The Central Bank of Nigeria and the Nigeria Deposit Insurance Corporation, NDIC, are contesting which of the organisations should regulate the banking sector as the Senate conducts a public hearing on the NDIC Bill 2015
| By Maureen Chigbo | Mar. 23, 2015 @ 01:00 GMT |
UNTIL the Nigeria Deposit Insurance Corporation Bill 2015 is passed, the controversy over who regulates the banking sector will not be laid to rest. The debate resonated in Abuja, during the Senate public hearing on the Insurance Brokers’ Act, 2003 (Repeal and Enactment) Bill, 2015 and the Nigeria Deposit Insurance Corporation (NDIC) Act 2012 (Repeal and Enactment) Bill, 2015 on Monday, March 9.
At the public hearing, Senator Bassey Edet Otu, chairman, Senate Committee on Banking, Insurance and Other Financial Institutions, said that the position of the Central Bank of Nigeria, CBN, as the prime regulator in Nigeria’s financial system could not be disputed.

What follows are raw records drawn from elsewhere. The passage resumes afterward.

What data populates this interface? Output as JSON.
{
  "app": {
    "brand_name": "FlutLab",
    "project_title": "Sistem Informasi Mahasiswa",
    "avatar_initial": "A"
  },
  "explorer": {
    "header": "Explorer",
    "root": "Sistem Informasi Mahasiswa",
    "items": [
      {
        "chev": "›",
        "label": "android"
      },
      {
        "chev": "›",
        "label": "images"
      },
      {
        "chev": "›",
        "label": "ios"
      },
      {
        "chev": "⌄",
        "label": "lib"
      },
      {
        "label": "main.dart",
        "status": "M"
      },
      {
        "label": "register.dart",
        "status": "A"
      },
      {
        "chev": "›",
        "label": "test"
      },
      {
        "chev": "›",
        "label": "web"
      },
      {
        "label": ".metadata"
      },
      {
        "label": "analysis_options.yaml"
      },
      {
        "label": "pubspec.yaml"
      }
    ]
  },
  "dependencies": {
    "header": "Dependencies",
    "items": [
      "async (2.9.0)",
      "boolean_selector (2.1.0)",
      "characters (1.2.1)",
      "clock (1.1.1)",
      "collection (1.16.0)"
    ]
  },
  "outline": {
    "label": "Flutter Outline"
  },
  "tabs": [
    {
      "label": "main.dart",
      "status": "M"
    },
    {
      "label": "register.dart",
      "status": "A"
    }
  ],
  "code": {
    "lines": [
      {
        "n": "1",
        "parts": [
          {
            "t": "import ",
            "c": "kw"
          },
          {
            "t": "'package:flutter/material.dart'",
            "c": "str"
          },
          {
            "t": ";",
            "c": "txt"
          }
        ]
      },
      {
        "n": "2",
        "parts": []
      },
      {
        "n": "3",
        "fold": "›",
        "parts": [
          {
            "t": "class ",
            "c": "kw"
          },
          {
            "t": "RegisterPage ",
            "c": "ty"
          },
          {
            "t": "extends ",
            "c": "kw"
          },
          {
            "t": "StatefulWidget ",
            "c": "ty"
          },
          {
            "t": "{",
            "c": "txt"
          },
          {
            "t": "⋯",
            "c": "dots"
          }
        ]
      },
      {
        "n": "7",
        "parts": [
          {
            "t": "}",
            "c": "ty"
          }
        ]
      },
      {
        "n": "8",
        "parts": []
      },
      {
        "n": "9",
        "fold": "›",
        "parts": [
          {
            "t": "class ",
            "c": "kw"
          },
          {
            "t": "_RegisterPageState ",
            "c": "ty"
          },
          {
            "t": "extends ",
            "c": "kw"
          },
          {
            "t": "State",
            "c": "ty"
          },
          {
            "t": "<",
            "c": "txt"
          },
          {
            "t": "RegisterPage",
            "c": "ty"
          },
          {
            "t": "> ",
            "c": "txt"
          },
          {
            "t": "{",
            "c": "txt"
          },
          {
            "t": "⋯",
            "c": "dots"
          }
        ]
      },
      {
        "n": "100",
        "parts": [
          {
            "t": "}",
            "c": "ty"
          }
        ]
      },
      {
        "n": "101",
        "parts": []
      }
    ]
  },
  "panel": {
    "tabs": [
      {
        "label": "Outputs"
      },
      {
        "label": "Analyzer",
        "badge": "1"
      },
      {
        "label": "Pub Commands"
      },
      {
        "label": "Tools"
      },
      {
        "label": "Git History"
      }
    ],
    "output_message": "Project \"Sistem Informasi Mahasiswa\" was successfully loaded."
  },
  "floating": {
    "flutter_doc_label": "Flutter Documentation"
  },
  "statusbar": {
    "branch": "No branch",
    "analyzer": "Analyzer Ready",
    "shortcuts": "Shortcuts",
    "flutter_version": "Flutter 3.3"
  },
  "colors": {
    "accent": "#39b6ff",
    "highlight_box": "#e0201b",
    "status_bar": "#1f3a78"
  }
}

According to him, the committee was committed to ensuring the safety of financial deposits of Nigerians and as such would not support a Bill capable of compromising the powers of both the CBN and the Nigeria Deposit Insurance Corporation, NDIC. Otu also commended the CBN for being objective and dispassionate in promoting Bills that will promote the safety of the country’s financial system.
Earlier, Suleiman Barau, deputy governor of the CBN in charge of the Operations Directorate, who made a presentation on behalf of Godwin Emefiele, governor of CBN, identified certain provisions in the proposed NDIC Act, which he noted sought to make the NDIC a parallel regulator of banks in Nigeria. Barau said that the NDIC Bill 2015, in its current form, equally sought to confer conflicting supervisory functions and powers on the NDIC over Nigerian banks, just as it aimed at creating overlapping regulatory responsibilities for the NDIC.
He observed that the NDIC, among other things, was equally seeking to carry out consolidated supervision of subsidiary banks without due regard to the CBN and other regulators in the financial system.
Citing trends around the world, he pointed out that since the global financial crises of the late 1990s; countries had moved towards consolidating supervision, hence a conflict would arise if primary regulatory functions were distributed among several bodies. Barau therefore cautioned against allowing issues of conflicting interest to thrive in the financial system, even as he assured that the CBN would continue to assist the NDIC in order to strengthen it in carrying out its primary objective of protecting deposit customers of banks.
Victor Odozi, former CBN deputy governor, Banking Supervision, under whose tutelage the NDIC was established in 1988 said that the corporation was established to complement and support the CBN and not to supplant and undermine it.
He therefore urged for greater collaboration between the two institutions, noting that the financial system stood to gain a lot from both bodies.
Tunde Lemo, pastor and former deputy governor of the CBN, in a brief presentation observed that the policy objective of the NDIC should be limited to deposit protection. The NDIC should be seen as a supervisor of the deposit taking institutions for deposit protection purposes and not as a regulator as the role would be in conflict with the CBN, he said.
Others, who spoke at the hearing were unanimous that the CBN remained the only regulator in the banking sector, but stressed that the proposed Bill should take into consideration the need for greater collaboration between the bodies to avoid turf wars.
However, Umaru Ibrahim, managing director of the NDIC, explained that the NDIC was not in any way seeking to compete with the CBN nor was it trying to introduce provisions that were targeted at taking over some of the powers of the CBN. Ibrahim, in his presentation, said even though disagreements existed between the corporation and the CBN, the NDIC was not seeking any role outside its lawful mandate.
The NDIC, he said was seeking the amendments to its Act to ensure safety and soundness in the banking system. The corporation was not in competition with the CBN but cherished its operational independence and mandate as provided by its Act. “We may have disagreements here and there, we are not reinventing the wheel. I noticed from the presentation of the CBN governor that apparently he may not be aware of the fact that a lot of these have been resolved and will be resolved. We are for collaboration, we are for the safety and soundness of the system. We are not in competition with the CBN. At the same time, we cherish our own operational independence and we cherish our mandate as provided by our Act.”
David Mark, senate president, while declaring the public hearing open, said the exercise was aimed at obtaining authentic information from various interest groups to guide the Senate in its legislative action. Mark, represented by Victor Ndoma-Egba, expressed hope that the exercise, if successfully completed, will produce results that would acceptable to the generality of our citizenry.